Dave, I totally agree. The problem is not *with* any one group, it's *when* a homogenous group of any sort makes decisions that affect everyone without the (for lack of a better term) sanity check that comes from having diverse opinions and the perspectives that only arise in a hetereogeneous population.
I would agree that diversity in the professional ranks of an investment bank has -- in my experience -- been of the most superficial, Benetton-ad sort. Administrative employees sometimes add a dose of much-needed levity and perspective -- that is, when they aren't young women hired expressly for their looks.
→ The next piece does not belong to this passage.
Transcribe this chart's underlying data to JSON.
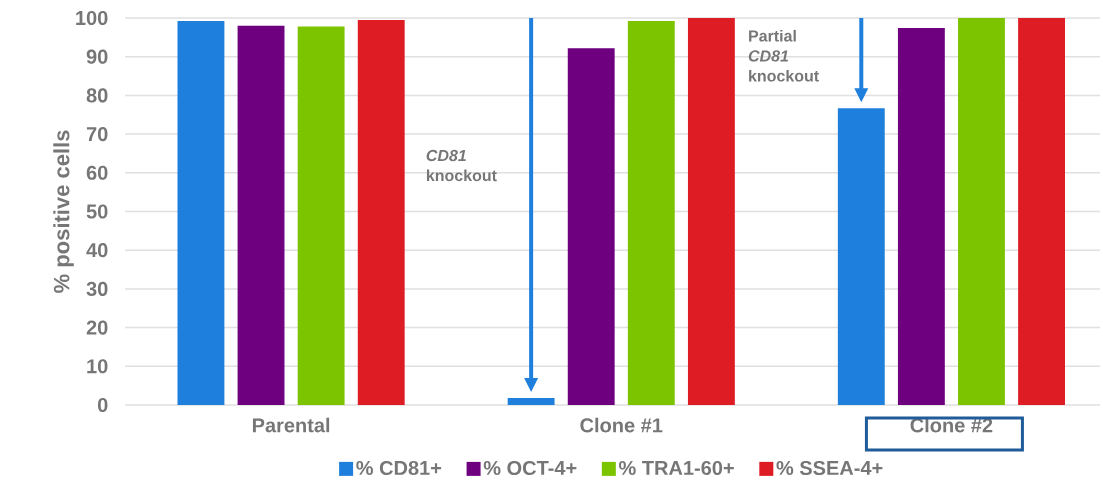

Beyond that, the "team-player" ethos rules, and applicants -- already a pretty self-selecting bunch -- are rigorously screened for philosophical compliance (generally business school degrees from the "right" schools, participation in team sports, etc, are all viewed very highly, as indicative of the sort of conventionality they're looking for). Those chosen enter an oligopolistic "industry" encompassing businesses (corporate finance, M&A, asset management) whose efficacy is rarely questioned, let alone their fee structures, and a capital markets operation premised on levering up in a mad quest for excess yield. The whole notion of "financial innovation" should be consigned to the scrap heap, and those fees, long considered sacrosanct, should be subject to discounting and being competed away just as you would expect with any other product or service. In short, one side of the business needs to become more stodgy, and the other side less so. Given the dictates of these cultures, I cannot see either happening except through the intervention of Washington.